Hi there, I have this complicated question and I am not sure that I am converting everything corectly. The question is:
"For conduction, the rate of heat transfer is given by $\Delta$Q/$\Delta$t=-kA($\Delta$T/$\Delta$x)

Data given is:

k=806 W.m^-1.K^-1
A=2.53m^2
$\Delta$T=-54.6$^{}$0C
$\Delta$x=5.50x10^-3m

"calculate the rate of energy transfer $\Delta$Q/$\Delta$t, and give its correct S.I unit

I just substituted all of the data into the equation, but didnt know if I had to convert meters^2 into meters?
so this is what I had:
$\Delta$Q/$\Delta$t= -(806)(2.53)[(-54.6)/(5.50x10^-3)]
and my answer was 20243496=2.02 x 10^7 W.m^2.K-1(J.s^-1.m^-2.K^-1)- is there a simple unit name for the answer?

You cannot convert m^2 into m, this is nonsensical.

As for the final answer, you should end up with something that has dimensions of power (i.e. energy/time).
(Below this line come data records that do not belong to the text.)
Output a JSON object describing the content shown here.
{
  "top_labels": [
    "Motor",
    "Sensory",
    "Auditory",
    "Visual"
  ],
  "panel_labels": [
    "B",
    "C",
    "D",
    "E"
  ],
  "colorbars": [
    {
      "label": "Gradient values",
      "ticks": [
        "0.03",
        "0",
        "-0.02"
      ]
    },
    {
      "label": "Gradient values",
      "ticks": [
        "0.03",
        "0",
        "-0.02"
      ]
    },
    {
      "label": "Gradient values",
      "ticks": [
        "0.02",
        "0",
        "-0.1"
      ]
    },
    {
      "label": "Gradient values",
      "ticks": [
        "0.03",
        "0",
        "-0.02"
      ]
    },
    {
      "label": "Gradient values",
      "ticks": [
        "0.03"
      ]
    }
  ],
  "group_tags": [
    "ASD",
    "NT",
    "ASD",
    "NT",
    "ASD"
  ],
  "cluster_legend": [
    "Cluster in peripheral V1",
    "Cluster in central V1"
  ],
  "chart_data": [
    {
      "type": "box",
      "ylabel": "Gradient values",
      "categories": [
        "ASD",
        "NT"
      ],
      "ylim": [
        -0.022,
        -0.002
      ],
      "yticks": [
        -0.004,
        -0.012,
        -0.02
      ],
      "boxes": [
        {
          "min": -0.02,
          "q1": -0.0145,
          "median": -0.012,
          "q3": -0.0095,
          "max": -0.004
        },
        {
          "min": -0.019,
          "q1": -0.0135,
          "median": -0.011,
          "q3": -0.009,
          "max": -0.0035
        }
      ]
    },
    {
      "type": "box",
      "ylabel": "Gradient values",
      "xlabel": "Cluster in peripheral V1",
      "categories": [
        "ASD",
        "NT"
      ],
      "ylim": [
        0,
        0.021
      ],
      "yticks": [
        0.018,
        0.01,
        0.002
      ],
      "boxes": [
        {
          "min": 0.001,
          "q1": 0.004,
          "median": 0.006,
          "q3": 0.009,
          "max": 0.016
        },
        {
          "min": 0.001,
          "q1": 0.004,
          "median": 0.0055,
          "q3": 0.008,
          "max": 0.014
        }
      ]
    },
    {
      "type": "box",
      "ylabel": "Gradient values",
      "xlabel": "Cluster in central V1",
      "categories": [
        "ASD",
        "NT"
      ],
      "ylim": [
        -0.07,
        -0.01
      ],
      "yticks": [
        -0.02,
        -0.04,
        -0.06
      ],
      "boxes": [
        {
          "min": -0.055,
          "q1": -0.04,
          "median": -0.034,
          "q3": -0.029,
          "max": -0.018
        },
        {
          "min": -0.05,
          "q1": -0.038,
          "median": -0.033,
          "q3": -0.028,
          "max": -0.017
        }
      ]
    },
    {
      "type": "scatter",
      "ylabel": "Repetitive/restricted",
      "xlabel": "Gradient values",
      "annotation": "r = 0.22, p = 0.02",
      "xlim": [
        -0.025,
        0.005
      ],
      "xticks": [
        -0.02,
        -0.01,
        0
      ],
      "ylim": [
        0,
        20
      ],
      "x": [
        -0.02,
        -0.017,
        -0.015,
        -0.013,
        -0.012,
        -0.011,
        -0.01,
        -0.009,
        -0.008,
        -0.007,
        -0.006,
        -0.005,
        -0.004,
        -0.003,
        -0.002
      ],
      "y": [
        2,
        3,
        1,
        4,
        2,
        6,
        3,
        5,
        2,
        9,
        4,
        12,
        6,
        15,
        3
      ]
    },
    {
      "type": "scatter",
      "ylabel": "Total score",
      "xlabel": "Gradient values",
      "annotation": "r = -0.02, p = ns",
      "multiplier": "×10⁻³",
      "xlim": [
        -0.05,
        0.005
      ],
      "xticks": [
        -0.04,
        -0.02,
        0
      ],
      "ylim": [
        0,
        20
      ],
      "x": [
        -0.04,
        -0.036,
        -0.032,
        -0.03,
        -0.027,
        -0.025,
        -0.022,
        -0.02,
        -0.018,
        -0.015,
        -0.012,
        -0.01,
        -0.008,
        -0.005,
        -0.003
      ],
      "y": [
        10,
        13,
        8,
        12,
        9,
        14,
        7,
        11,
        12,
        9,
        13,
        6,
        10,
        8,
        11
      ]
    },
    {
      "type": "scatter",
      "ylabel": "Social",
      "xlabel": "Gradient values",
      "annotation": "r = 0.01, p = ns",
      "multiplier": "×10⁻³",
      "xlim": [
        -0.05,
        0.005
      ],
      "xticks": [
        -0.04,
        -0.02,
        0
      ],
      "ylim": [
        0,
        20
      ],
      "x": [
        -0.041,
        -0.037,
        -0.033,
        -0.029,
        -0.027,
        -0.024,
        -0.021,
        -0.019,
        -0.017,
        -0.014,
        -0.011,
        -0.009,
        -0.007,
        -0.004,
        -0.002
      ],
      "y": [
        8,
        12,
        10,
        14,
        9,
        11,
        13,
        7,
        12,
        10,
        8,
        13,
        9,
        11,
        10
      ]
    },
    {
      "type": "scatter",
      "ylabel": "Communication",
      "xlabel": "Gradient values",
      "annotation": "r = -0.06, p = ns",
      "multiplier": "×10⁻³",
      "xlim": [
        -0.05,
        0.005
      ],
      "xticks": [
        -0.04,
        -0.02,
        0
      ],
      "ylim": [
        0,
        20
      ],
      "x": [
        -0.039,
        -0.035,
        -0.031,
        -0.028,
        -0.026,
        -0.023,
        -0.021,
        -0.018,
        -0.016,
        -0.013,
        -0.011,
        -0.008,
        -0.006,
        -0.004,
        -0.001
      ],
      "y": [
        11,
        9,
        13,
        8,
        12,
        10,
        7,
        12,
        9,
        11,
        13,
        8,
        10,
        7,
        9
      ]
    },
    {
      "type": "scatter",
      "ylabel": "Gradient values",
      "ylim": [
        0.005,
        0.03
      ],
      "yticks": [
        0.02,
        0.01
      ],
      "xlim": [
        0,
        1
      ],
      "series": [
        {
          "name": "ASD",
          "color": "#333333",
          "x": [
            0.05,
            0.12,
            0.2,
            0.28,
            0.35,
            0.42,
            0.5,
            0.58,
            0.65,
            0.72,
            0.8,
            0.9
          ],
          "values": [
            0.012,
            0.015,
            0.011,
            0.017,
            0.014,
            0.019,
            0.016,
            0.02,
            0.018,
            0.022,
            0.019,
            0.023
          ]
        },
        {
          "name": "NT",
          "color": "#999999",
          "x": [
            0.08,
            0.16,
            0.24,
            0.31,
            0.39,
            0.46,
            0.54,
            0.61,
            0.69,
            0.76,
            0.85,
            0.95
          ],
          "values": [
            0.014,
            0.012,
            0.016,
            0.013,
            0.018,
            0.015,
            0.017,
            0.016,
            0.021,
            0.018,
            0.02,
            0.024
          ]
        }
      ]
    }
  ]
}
This is clear from looking at the left-hand side: delta Q/delta t. Therefore, your answer should just have units of watts, and if it doesn't, then you've made a mistake.

 

[J-Girl]

oh okay thanks:) but in the working out, is everything right? I mean, converted correctly to get a number of 2.02 x 10^7 ?

 

[Sri_Govind]

Let us look at the dimensions of the right hand side of your equation

the thermal conductivity K has the units of W/mK

A is the area available for heat transfer and thus has a unit of m^2

dT/dX has the unit of K/m

so in all, the RHS has the units of W (Joules/Second)

the LHS must also have the same dimension !

 

[Sri_Govind]

As a followup, your substitutions seem to be OK, just that your units do not match up

 

[cepheid]

Sri_Govind: this thread is 10 months old, and it is highly unlikely that the OP will check it any longer. Resurrecting dead threads for no reason (called "necro-posting") is strongly frowned upon. Don't do it.